Surtout si en sortant, le N°5 juste à côté nous fait de l’œil, ou encore le bar Au Grain de Raisin à l’entrée du quartier du château. Plus chics mais pas moins festifs.

Et aussi...
Bon, jusque-là, on vous a parlé grosso modo du centre de Pau, mais évidemment on trouve des bars tout aussi sympas en sortant un peu des centres névralgiques de la fête paloise. On pense par exemple à L’Europub à Billère, L’Imparfait au Hédas, La Rhumerie rue d’Etigny, ou encore La Tireuse bien évidemment, place du Foirail (dans notre top 5 tout à fait personnel, s’il en fallait un).
A vous maintenant de trouver l’endroit où vous vous sentirez comme chez vous.
Sans oublier bien évidemment que l’alcool est à consommer avec modération. Si vous en consommez, d’ailleurs: si vous êtes plutôt adepte du diabolo menthe, vous ne risquez pas grand chose à boire sans limites, à part des envies trop fréquentes.
Et puis comme ça vous pourrez nous aider pour un prochain sujet: tester les toilettes des bars. Si si, tout un programme.

                                   

ET TU DANSES, DANSES, DANSES
On vous l’a fait version soirée soft, jusque là. On a parlé bars, essentiellement, ces endroits où l’on se retrouvent entre amis pour décompresser après la journée de boulot. Mais voilà, à deux heures du matin pour la plupart, les portes ferment. Du coup, soit on va se coucher, soit on prolonge la soirée chez l’un ou chez l’autre (celui qui n’a pas de voisins sera forcément privilégié), soit on va en boîte bouger ses petites fesses sur le dance floor.

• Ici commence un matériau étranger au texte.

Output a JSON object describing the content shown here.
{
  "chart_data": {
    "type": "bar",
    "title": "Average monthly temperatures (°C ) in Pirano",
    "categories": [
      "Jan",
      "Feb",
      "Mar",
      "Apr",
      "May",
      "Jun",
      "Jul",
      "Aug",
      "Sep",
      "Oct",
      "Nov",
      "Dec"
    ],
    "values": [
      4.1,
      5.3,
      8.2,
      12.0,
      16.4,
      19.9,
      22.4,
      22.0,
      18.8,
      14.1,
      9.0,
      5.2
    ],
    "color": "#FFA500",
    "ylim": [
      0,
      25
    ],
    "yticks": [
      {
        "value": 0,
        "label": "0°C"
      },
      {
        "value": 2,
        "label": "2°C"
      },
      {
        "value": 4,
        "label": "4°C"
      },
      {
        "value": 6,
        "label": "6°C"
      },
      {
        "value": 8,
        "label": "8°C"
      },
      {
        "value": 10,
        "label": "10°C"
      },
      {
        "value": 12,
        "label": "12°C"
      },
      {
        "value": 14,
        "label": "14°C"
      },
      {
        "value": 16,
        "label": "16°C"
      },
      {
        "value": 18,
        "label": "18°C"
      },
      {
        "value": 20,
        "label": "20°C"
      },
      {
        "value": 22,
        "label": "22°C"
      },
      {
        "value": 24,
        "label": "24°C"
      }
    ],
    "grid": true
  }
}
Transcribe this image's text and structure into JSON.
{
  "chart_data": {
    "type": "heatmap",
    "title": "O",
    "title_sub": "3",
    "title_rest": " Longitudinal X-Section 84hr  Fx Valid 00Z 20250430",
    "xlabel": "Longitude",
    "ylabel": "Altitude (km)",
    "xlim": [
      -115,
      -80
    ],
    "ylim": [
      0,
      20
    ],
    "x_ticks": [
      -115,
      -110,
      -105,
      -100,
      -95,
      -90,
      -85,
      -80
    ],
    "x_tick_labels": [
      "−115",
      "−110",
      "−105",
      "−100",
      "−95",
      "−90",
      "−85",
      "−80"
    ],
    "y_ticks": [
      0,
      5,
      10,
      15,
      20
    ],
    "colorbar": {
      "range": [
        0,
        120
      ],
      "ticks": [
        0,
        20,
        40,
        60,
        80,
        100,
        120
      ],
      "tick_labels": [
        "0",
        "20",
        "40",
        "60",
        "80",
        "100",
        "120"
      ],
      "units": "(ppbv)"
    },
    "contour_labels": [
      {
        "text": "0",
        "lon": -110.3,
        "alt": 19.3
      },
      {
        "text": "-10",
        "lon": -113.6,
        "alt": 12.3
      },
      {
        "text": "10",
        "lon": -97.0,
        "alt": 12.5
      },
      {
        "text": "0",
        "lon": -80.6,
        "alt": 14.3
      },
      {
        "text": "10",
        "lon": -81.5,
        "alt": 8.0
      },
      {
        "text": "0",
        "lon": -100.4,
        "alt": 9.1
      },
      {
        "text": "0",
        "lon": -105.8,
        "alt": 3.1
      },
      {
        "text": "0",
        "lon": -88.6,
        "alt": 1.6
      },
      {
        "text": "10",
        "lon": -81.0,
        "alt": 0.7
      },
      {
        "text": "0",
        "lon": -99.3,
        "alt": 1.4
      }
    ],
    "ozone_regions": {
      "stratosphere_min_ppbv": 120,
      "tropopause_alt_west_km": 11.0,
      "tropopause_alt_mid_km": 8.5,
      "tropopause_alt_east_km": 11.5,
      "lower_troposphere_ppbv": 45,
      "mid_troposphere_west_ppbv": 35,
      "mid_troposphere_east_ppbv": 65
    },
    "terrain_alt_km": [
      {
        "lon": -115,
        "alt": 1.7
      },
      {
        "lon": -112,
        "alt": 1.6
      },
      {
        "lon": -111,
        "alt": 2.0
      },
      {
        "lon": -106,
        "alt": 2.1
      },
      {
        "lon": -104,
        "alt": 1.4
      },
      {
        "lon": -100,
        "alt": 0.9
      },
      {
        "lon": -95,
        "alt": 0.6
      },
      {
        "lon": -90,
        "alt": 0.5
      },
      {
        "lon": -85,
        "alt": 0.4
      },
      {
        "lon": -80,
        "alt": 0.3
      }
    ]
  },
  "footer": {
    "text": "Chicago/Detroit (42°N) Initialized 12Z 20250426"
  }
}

 L’Esprit, 11, Place du Foirail à Pau. 05 59 02 61 87. Ouvert 7 jours sur 7 de minuit à 7h30.
 Le Durango, 9, rue de la fontaine à Pau. 05 59 27 60 51. Ouvert de 1h à 6h.
 La Noche, 1, avenue des Frères Wright à Lons. 05 59 62 14 37. Ouvert
 Le 64, rue Faraday à Billère. 06 44 24 79 66.
 Le Bindy Club, 13bis rue d'Etigny à Pau. 05 59 27 20 97. Ouvert les vendredis et samedis de 1h à 7h.
 Le Privilège, route de l'Oussère à Idron. Ouvert du vendredi au samedi et veille de jours fériés, de 23h à 7h.
 El Palacio, 31 Rue du Bruscos à Sauvagnon. 05 59 60 61 58.
 Connemara Pub, 17 rue Valery Meunier à Pau. 05 59 27 81 14. Ouvert du jeudi au samedi de 22h à 7h.
 La Marina, 21 avenue Lasbordes à Soumoulou. 05 59 04 18 99. Ouvert les vendredis, samedis et veille de fête de 22h30 à 6h.